Researchers who observed healthcare workers across multiple hospitals identified 19 recurring errors during doffing. Many were small, reflexive movements that people didn’t realize they were making:

  • Snapping or whipping gloves off instead of peeling them away slowly. A glove that recoils sharply can fling contaminated material.
  • Touching the outside of inner gloves with the outer pair during removal.
  • Pulling a hood or respirator off from the front instead of from the back, bringing contaminated surfaces across the face.
  • Incomplete hand hygiene between steps. Workers consistently missed their wrists, thumbs, and the spaces between fingers. Many also shook their hands to dry rather than rubbing until dry.
  • Touching boot covers excessively or whipping them off, which can spread contamination from the floor to the hands.
  • Exposed skin during gown removal. With coverall-style gowns, the lower back sometimes became exposed as workers struggled to pull the garment down.

No site in the study achieved consistent, complete hand coverage during the sanitizing steps. This is notable because hand hygiene between removals is the primary safety net that prevents contamination from carrying over from one step to the next.

The Trained Observer System

For high-consequence infections, the CDC requires a trained observer to supervise every step of both donning and doffing. This person reads each step aloud from a checklist, visually confirms it was done correctly, and documents the process. If the worker makes an error, the observer provides immediate correction.

The observer’s role has specific boundaries. They coach and monitor but do not physically assist during doffing, since that would mean touching potentially contaminated equipment. The observer must also wear PPE because they’re standing in the removal area during the process. In some cases, a separate “doffing buddy” may help with specific steps like disconnecting a powered respirator.

Even outside high-risk infectious disease settings, having a second person watch the process catches errors that the wearer simply cannot see, like a gap between glove and gown or a hood that wasn’t fully sealed.

Where Donning and Doffing Happen

In healthcare facilities, the physical space is typically divided into zones. The hot zone is the contaminated area (the patient room, for example). The warm zone is the transition space where doffing takes place. The cold zone is the clean area free of contamination, used for planning and staging. PPE should always come off before entering any non-clinical space, including restrooms, break rooms, and offices.

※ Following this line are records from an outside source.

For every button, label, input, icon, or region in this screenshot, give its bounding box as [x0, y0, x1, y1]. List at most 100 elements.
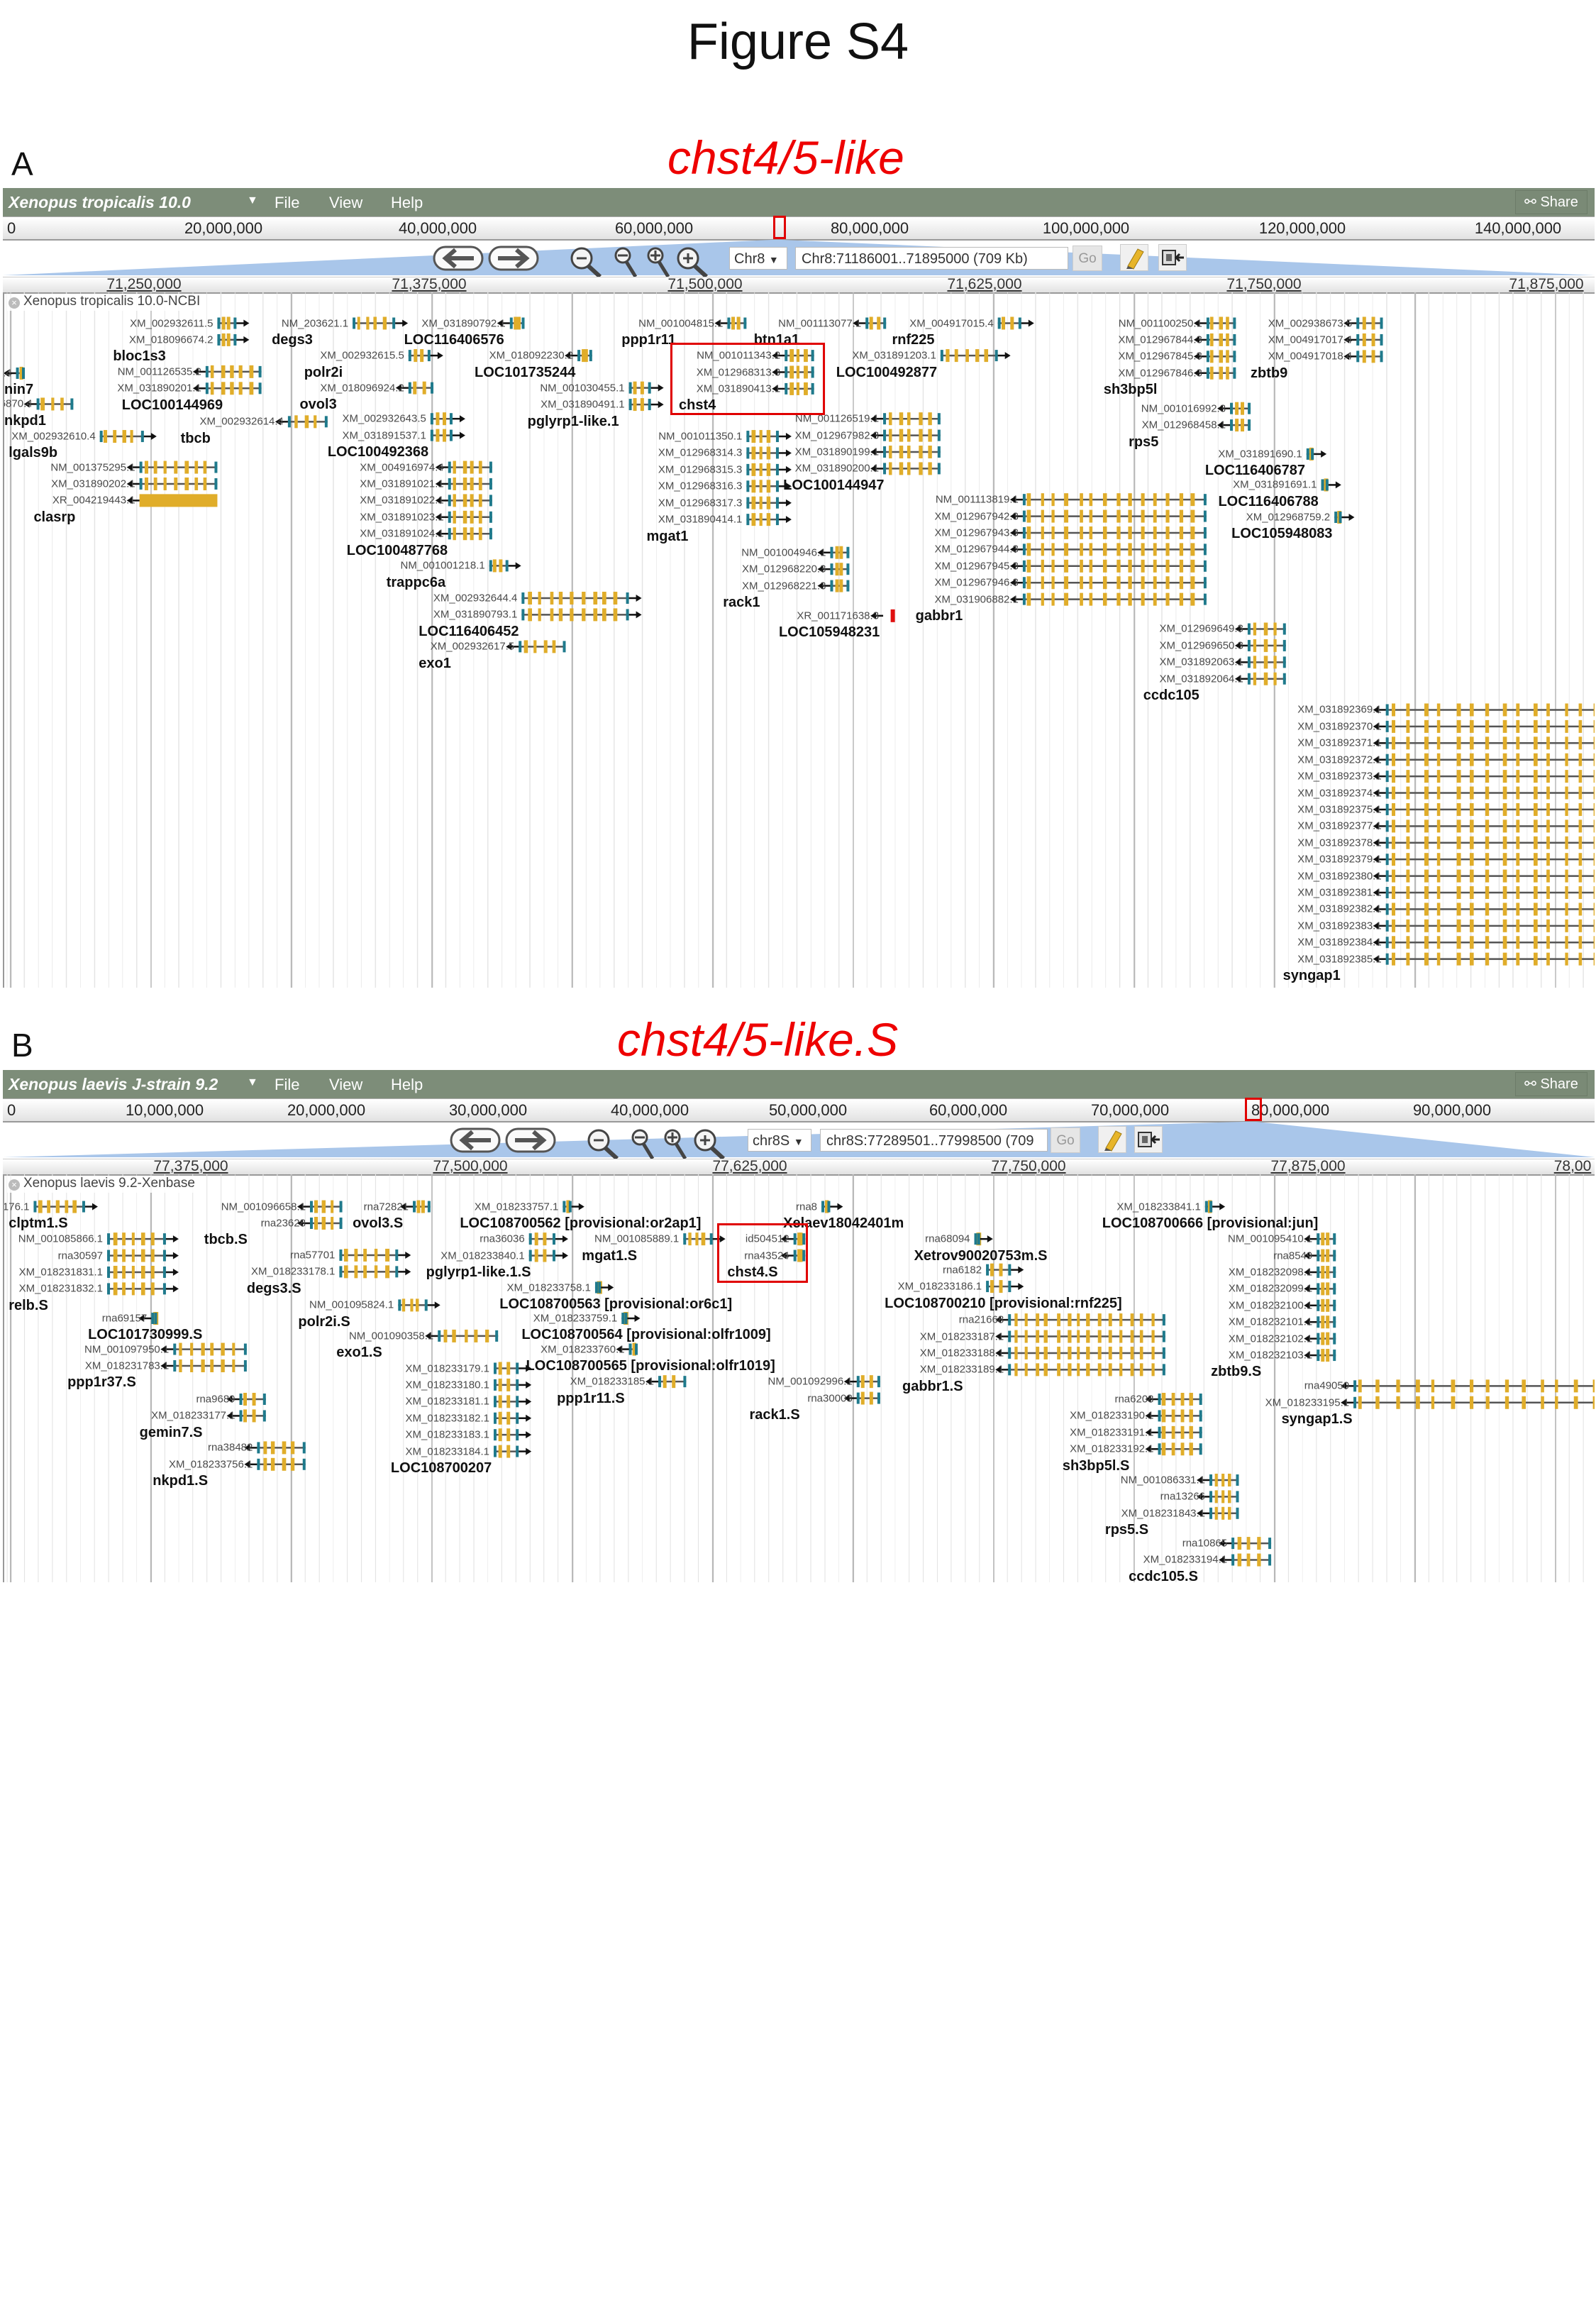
- transcript-glyph[interactable]: [940, 349, 1011, 363]
- gene-feature[interactable]: [217, 316, 250, 346]
- transcript-label[interactable]: XM_018096924.2: [320, 382, 404, 395]
- gene-name[interactable]: ovol3: [299, 397, 337, 413]
- transcript-label[interactable]: XM_031892064.1: [1159, 673, 1243, 685]
- transcript-label[interactable]: XM_031892370.1: [1297, 720, 1382, 733]
- gene-name[interactable]: polr2i: [304, 364, 343, 380]
- transcript-glyph[interactable]: [99, 430, 157, 443]
- transcript-label[interactable]: XM_002932615.5: [320, 349, 404, 362]
- transcript-label[interactable]: rna13266: [1160, 1490, 1206, 1503]
- transcript-label[interactable]: rna69157: [101, 1312, 148, 1325]
- gene-feature[interactable]: [714, 316, 747, 330]
- transcript-label[interactable]: XM_031890413.1: [696, 382, 781, 395]
- transcript-glyph[interactable]: [1193, 350, 1236, 363]
- transcript-glyph[interactable]: [746, 463, 792, 476]
- go-button[interactable]: Go: [1051, 1127, 1080, 1153]
- transcript-label[interactable]: XM_031892383.1: [1297, 920, 1382, 932]
- transcript-label[interactable]: XM_012968316.3: [658, 480, 743, 492]
- transcript-label[interactable]: 4916870.4: [4, 397, 33, 410]
- close-icon[interactable]: ×: [9, 297, 20, 309]
- transcript-label[interactable]: XM_002932611.5: [130, 317, 214, 329]
- transcript-glyph[interactable]: [528, 1232, 568, 1246]
- transcript-label[interactable]: NM_001096658.1: [221, 1201, 306, 1213]
- transcript-glyph[interactable]: [1204, 1200, 1226, 1213]
- transcript-label[interactable]: XM_031892373.1: [1297, 770, 1382, 783]
- transcript-label[interactable]: XM_031891024.1: [360, 527, 444, 540]
- transcript-glyph[interactable]: [843, 1375, 880, 1389]
- transcript-glyph[interactable]: [986, 1280, 1024, 1293]
- transcript-glyph[interactable]: [395, 381, 434, 395]
- transcript-glyph[interactable]: [1304, 1232, 1336, 1246]
- gene-feature[interactable]: [99, 430, 157, 443]
- gene-feature[interactable]: [493, 1362, 532, 1458]
- transcript-label[interactable]: rna8: [796, 1201, 818, 1213]
- transcript-glyph[interactable]: [217, 333, 250, 346]
- transcript-glyph[interactable]: [226, 1393, 266, 1406]
- transcript-glyph[interactable]: [1145, 1409, 1202, 1423]
- menu-help[interactable]: Help: [391, 1076, 423, 1093]
- transcript-glyph[interactable]: [817, 563, 850, 576]
- transcript-label[interactable]: XM_018092230.2: [489, 349, 574, 362]
- transcript-glyph[interactable]: [493, 1428, 532, 1442]
- transcript-glyph[interactable]: [275, 415, 328, 429]
- transcript-glyph[interactable]: [1373, 936, 1595, 949]
- transcript-label[interactable]: XM_004916974.4: [360, 461, 444, 474]
- transcript-label[interactable]: XM_018233181.1: [405, 1395, 489, 1408]
- transcript-label[interactable]: XM_018233178.1: [250, 1265, 336, 1278]
- gene-name[interactable]: exo1: [419, 655, 451, 671]
- transcript-label[interactable]: rna30597: [57, 1249, 104, 1262]
- transcript-glyph[interactable]: [1373, 753, 1595, 766]
- transcript-glyph[interactable]: [425, 1329, 499, 1342]
- transcript-label[interactable]: XM_018232103.1: [1228, 1349, 1313, 1362]
- transcript-glyph[interactable]: [746, 446, 792, 460]
- transcript-glyph[interactable]: [853, 316, 887, 330]
- current-region-marker[interactable]: [773, 216, 786, 239]
- transcript-glyph[interactable]: [297, 1216, 343, 1230]
- transcript-glyph[interactable]: [870, 446, 941, 459]
- transcript-label[interactable]: rna10865: [1182, 1537, 1228, 1550]
- transcript-label[interactable]: XM_012968313.3: [696, 366, 781, 378]
- zoom-in-small-button[interactable]: [663, 1127, 688, 1164]
- transcript-label[interactable]: XM_012967945.3: [934, 560, 1019, 573]
- transcript-label[interactable]: XM_031892372.1: [1297, 754, 1382, 766]
- gene-name[interactable]: rack1.S: [749, 1406, 800, 1423]
- gene-feature[interactable]: [430, 412, 465, 442]
- highlight-button[interactable]: [1120, 244, 1148, 271]
- transcript-glyph[interactable]: [1217, 402, 1251, 415]
- transcript-glyph[interactable]: [1373, 836, 1595, 849]
- transcript-label[interactable]: XM_031892378.1: [1297, 837, 1382, 849]
- transcript-glyph[interactable]: [430, 429, 465, 442]
- transcript-label[interactable]: NM_203621.1: [281, 317, 349, 329]
- transcript-label[interactable]: XM_012968220.3: [742, 563, 826, 575]
- transcript-glyph[interactable]: [995, 1346, 1165, 1359]
- gene-name[interactable]: sh3bp5l: [1103, 382, 1158, 398]
- gene-feature[interactable]: [1334, 511, 1355, 524]
- transcript-label[interactable]: XM_002938673.5: [1268, 317, 1353, 329]
- transcript-label[interactable]: NM_001085866.1: [18, 1232, 104, 1245]
- transcript-glyph[interactable]: [746, 496, 792, 509]
- transcript-label[interactable]: NM_001113077.1: [778, 317, 862, 329]
- transcript-label[interactable]: NM_001095410.1: [1228, 1232, 1313, 1245]
- transcript-label[interactable]: XM_012968315.3: [658, 463, 743, 476]
- transcript-glyph[interactable]: [1321, 478, 1341, 492]
- track-label[interactable]: × Xenopus laevis 9.2-Xenbase: [7, 1176, 199, 1193]
- transcript-glyph[interactable]: [1193, 316, 1236, 330]
- transcript-label[interactable]: NM_001090358.1: [348, 1330, 434, 1342]
- gene-name[interactable]: bloc1s3: [113, 348, 166, 365]
- transcript-glyph[interactable]: [1341, 1379, 1595, 1393]
- transcript-glyph[interactable]: [1009, 509, 1207, 523]
- transcript-glyph[interactable]: [506, 640, 566, 653]
- transcript-glyph[interactable]: [126, 494, 218, 507]
- transcript-glyph[interactable]: [817, 579, 850, 592]
- show-tracks-button[interactable]: [1134, 1126, 1163, 1153]
- gene-feature[interactable]: [628, 381, 664, 412]
- transcript-label[interactable]: rna68094: [925, 1232, 970, 1245]
- transcript-glyph[interactable]: [1219, 1537, 1272, 1550]
- gene-feature[interactable]: [339, 1248, 411, 1279]
- gene-name[interactable]: LOC108700564 [provisional:olfr1009]: [521, 1327, 771, 1343]
- close-icon[interactable]: ×: [9, 1179, 20, 1191]
- transcript-glyph[interactable]: [33, 1200, 98, 1213]
- transcript-glyph[interactable]: [1373, 737, 1595, 750]
- transcript-label[interactable]: XM_031892379.1: [1297, 853, 1382, 866]
- gene-feature[interactable]: [772, 349, 814, 395]
- transcript-label[interactable]: XM_012967846.3: [1118, 367, 1202, 380]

The layout of these spaces matters more than you might expect. A study of hospital doffing areas found that trash cans were generally placed within five feet of patient room doors, but sinks were often 15 feet or more away. That distance creates a gap in the process: workers need to sanitize their hands multiple times during doffing, but the nearest sink may be across the hallway. Wall-mounted hand sanitizer dispensers in the immediate doffing area help bridge this gap, though healthcare workers in the study noted the need for better-designed PPE stations overall.

Workplace Training Requirements

OSHA requires employers to train every worker who uses PPE on how to properly don, doff, adjust, and wear their equipment. Workers must also learn when PPE is necessary, what type to use, the limitations of their gear, and how to care for and dispose of it. Before an employee can begin work requiring PPE, they need to demonstrate that they understand the training and can actually perform the procedures correctly.

Retraining is required when workplace conditions change, when new types of PPE are introduced, or when a worker shows gaps in their knowledge or technique. This isn’t a one-time orientation topic. Doffing in particular is a motor skill that degrades without practice, and the research on contamination rates suggests that even experienced healthcare workers make frequent errors without ongoing reinforcement.